Small Toys for Bigger Boys

Since the new year started, my son has attended playschool four times. There are more kids in the class now; where there used to be only 3 or 4 boys all about the same age, (with Little A being the youngest at 18 months) there are now over half a dozen, including a few who are 3 years old.

When he first started attending "classes" in November, Little A was intrigued by a new environment, different toys and the presence of other people. (both children and adults) While he didn't want to join in group play and showed little interest in art activities, he willingly played with the train sets, puzzles and his special favourite, the shape sorter.
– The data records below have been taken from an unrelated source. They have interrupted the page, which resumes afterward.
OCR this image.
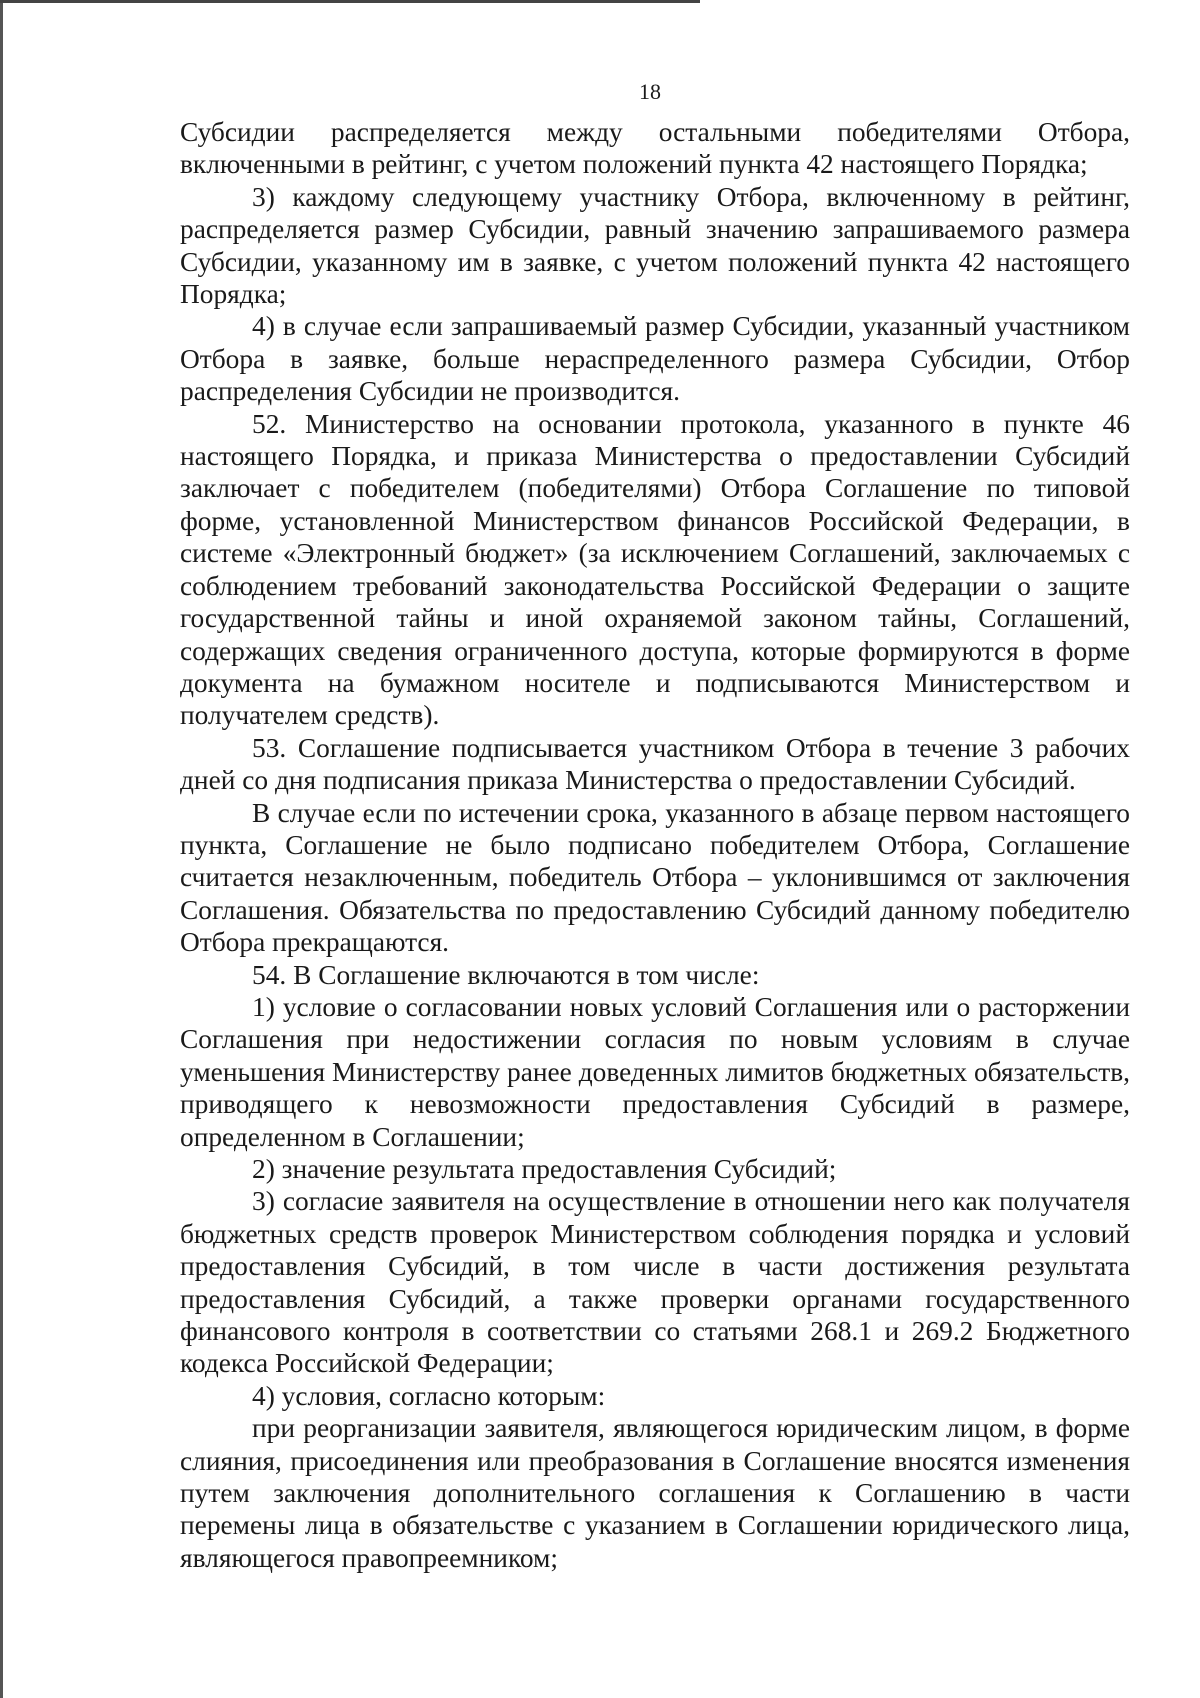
18

Субсидии распределяется между остальными победителями Отбора, включенными в рейтинг, с учетом положений пункта 42 настоящего Порядка;

3) каждому следующему участнику Отбора, включенному в рейтинг, распределяется размер Субсидии, равный значению запрашиваемого размера Субсидии, указанному им в заявке, с учетом положений пункта 42 настоящего Порядка;

4) в случае если запрашиваемый размер Субсидии, указанный участником Отбора в заявке, больше нераспределенного размера Субсидии, Отбор распределения Субсидии не производится.

52. Министерство на основании протокола, указанного в пункте 46 настоящего Порядка, и приказа Министерства о предоставлении Субсидий заключает с победителем (победителями) Отбора Соглашение по типовой форме, установленной Министерством финансов Российской Федерации, в системе «Электронный бюджет» (за исключением Соглашений, заключаемых с соблюдением требований законодательства Российской Федерации о защите государственной тайны и иной охраняемой законом тайны, Соглашений, содержащих сведения ограниченного доступа, которые формируются в форме документа на бумажном носителе и подписываются Министерством и получателем средств).

53. Соглашение подписывается участником Отбора в течение 3 рабочих дней со дня подписания приказа Министерства о предоставлении Субсидий.

В случае если по истечении срока, указанного в абзаце первом настоящего пункта, Соглашение не было подписано победителем Отбора, Соглашение считается незаключенным, победитель Отбора – уклонившимся от заключения Соглашения. Обязательства по предоставлению Субсидий данному победителю Отбора прекращаются.

54. В Соглашение включаются в том числе:

1) условие о согласовании новых условий Соглашения или о расторжении Соглашения при недостижении согласия по новым условиям в случае уменьшения Министерству ранее доведенных лимитов бюджетных обязательств, приводящего к невозможности предоставления Субсидий в размере, определенном в Соглашении;

2) значение результата предоставления Субсидий;

3) согласие заявителя на осуществление в отношении него как получателя бюджетных средств проверок Министерством соблюдения порядка и условий предоставления Субсидий, в том числе в части достижения результата предоставления Субсидий, а также проверки органами государственного финансового контроля в соответствии со статьями 268.1 и 269.2 Бюджетного кодекса Российской Федерации;

4) условия, согласно которым:

при реорганизации заявителя, являющегося юридическим лицом, в форме слияния, присоединения или преобразования в Соглашение вносятся изменения путем заключения дополнительного соглашения к Соглашению в части перемены лица в обязательстве с указанием в Соглашении юридического лица, являющегося правопреемником;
Most of the time he still looked to me for comfort, and many times I spent anywhere from a few minutes to half the class time inside the play area with him. 

The month of January was like a vacation as getting back into the post-holiday sleep schedule meant Little A missed most of his classes. This month though, things have been back to normal and he's started going back to thrice-weekly sessions.
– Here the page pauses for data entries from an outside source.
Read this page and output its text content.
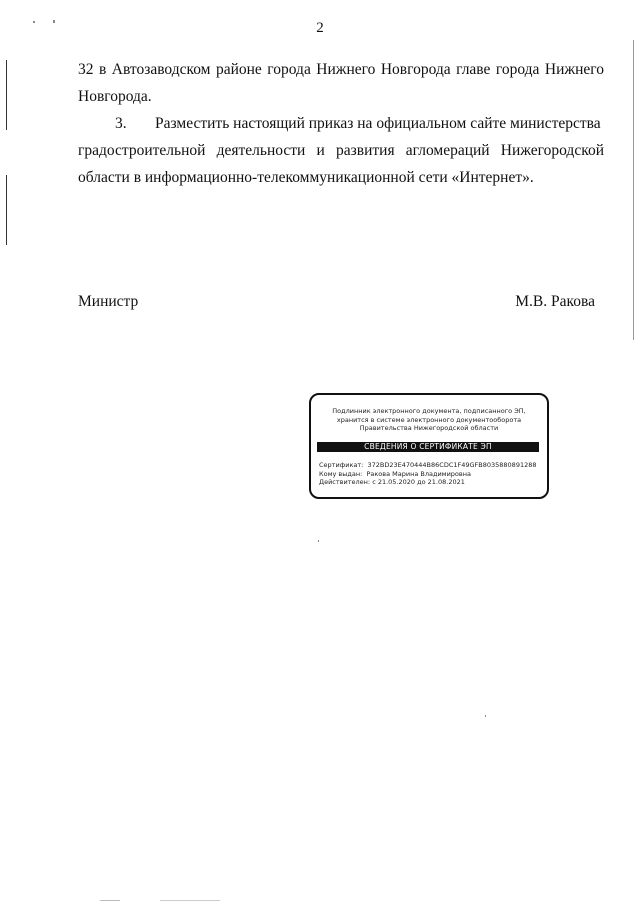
2
32 в Автозаводском районе города Нижнего Новгорода главе города Нижнего
Новгорода.
3. Разместить настоящий приказ на официальном сайте министерства
градостроительной деятельности и развития агломераций Нижегородской
области в информационно-телекоммуникационной сети «Интернет».
Министр	М.В. Ракова
Подлинник электронного документа, подписанного ЭП,
хранится в системе электронного документооборота
Правительства Нижегородской области
СВЕДЕНИЯ О СЕРТИФИКАТЕ ЭП
Сертификат: 372BD23E470444B86CDC1F49GFB8035880891288
Кому выдан: Ракова Марина Владимировна
Действителен: с 21.05.2020 до 21.08.2021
The interesting thing about watching young children in this type of play-learning environment is seeing just how differently each one develops.

While Little A is still the youngest in the class, there is another boy just a few weeks older than he who is already talking. All of the children speak at least a few words, but my little boy is just starting to regularly babble. He still refuses to join group activities and with more children in the class, we've noticed he prefers to stay apart. When all the kids are where the toys are, Little A sits by the door on the far end of the play area. He likes to look out the window, but yesterday when it started to rain and all the kids rushed to see it he moved away to the other side of the room.
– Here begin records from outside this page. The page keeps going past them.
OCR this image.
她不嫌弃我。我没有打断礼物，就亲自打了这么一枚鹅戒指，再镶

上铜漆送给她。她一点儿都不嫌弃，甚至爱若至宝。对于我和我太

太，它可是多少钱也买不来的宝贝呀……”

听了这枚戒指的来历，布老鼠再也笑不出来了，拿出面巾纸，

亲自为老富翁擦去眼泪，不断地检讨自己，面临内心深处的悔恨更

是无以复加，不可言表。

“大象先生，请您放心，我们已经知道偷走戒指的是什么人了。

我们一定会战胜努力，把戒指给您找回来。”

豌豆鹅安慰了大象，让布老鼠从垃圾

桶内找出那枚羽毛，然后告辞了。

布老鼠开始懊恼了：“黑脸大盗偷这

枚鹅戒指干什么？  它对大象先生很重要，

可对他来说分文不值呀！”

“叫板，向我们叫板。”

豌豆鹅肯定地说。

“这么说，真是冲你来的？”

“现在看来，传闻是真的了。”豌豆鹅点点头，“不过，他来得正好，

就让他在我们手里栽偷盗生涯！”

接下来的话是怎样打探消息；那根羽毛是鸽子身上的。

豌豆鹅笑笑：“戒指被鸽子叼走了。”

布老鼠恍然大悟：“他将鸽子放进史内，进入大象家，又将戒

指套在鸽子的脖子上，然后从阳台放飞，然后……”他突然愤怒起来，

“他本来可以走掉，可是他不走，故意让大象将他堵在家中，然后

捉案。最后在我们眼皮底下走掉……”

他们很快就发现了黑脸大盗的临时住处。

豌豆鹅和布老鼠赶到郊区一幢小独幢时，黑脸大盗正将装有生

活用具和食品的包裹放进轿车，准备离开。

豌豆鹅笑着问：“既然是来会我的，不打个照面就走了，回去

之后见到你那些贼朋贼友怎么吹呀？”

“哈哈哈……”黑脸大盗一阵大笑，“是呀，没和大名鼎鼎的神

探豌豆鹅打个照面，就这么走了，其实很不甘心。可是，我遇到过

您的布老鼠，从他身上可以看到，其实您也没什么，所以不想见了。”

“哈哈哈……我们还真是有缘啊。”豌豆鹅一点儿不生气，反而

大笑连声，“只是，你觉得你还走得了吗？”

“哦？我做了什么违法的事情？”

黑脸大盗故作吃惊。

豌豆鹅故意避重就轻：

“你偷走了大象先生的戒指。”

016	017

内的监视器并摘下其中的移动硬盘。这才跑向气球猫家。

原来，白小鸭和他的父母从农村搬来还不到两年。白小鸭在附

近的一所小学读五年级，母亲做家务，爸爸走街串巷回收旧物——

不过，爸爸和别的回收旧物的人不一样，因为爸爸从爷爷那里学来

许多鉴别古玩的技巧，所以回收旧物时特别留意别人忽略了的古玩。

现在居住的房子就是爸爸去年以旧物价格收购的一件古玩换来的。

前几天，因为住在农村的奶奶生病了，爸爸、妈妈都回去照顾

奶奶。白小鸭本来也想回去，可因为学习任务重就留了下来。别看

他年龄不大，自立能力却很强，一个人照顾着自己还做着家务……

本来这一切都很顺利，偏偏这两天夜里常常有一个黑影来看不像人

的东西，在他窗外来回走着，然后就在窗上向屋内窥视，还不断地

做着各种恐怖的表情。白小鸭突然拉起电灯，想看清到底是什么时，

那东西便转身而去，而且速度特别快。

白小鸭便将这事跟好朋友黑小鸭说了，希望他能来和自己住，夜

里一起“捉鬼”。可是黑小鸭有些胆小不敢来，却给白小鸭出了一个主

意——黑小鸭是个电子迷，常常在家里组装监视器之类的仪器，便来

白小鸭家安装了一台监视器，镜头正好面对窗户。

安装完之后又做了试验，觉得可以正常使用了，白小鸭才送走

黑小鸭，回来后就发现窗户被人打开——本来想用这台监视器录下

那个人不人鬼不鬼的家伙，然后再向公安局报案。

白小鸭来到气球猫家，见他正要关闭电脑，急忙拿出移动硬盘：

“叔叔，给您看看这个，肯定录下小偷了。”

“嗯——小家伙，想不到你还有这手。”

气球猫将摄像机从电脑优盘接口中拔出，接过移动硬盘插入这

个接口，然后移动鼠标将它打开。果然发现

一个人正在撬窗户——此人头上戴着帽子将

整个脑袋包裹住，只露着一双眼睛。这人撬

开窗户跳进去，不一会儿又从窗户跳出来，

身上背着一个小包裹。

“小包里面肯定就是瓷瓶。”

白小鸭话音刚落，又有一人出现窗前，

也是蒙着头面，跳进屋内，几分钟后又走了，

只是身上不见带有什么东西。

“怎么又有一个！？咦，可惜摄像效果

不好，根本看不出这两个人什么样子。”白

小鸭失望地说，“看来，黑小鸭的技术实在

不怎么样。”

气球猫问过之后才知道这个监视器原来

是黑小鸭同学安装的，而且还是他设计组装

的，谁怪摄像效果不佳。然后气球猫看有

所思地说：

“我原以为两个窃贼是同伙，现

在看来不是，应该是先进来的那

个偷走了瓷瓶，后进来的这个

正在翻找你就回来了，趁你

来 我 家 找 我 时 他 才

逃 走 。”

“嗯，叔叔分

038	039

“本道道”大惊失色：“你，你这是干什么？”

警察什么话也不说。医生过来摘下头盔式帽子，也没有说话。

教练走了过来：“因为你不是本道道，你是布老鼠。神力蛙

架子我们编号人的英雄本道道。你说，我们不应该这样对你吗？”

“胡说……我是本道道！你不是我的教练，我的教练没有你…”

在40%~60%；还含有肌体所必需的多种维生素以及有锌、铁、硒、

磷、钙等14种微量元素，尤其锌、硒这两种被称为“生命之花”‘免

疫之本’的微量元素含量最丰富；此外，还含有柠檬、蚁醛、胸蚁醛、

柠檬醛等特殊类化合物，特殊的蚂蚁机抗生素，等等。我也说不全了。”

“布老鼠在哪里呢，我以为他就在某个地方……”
His teachers have also noticed that he is not interested in the toys. I didn't expect him to want to play with the food toys, "cutting" and "serving" various fruit and vegetables, because he hardly sees raw food apart from when we are at the supermarket, and may not be able to connect real broccoli, carrots and the like to their small plastic counterparts that have velcro in the middle. But the train sets, puzzles and other small toys no longer hold his attention. He only likes to run around the play area, climb and roll about on the large cushions shaped like cylinders, pyramids and rectangles. 

Things out of his reach catch his eye, like the foam alphabet shapes the teachers mysteriously stuck onto the wall at an adult's eye level. When someone can lift him up, Little A reaches for these. He also likes looking at the framed animal prints in the reading corner. Occasionally he can be persuaded to play with something, but he doesn't keep at it for long before going back to his gymnastic activities.

While a part of me does worry about my little one's refusal to socialize with his classmates, I know there is nothing wrong with his attention span, as at home he spends ages poring over his books. He prefers to play outside, swimming, climbing, jumping and running, rather than rolling tiny cars over the floor. Maybe it's a stage, as he used to play happily with his small toys, particularly those that improve fine motor skills. Perhaps he's just looking for something more challenging. At any rate, he is continuing to grow and develop, and one thing I have learned by watching the children at play is that they all do this at their own rate and pace.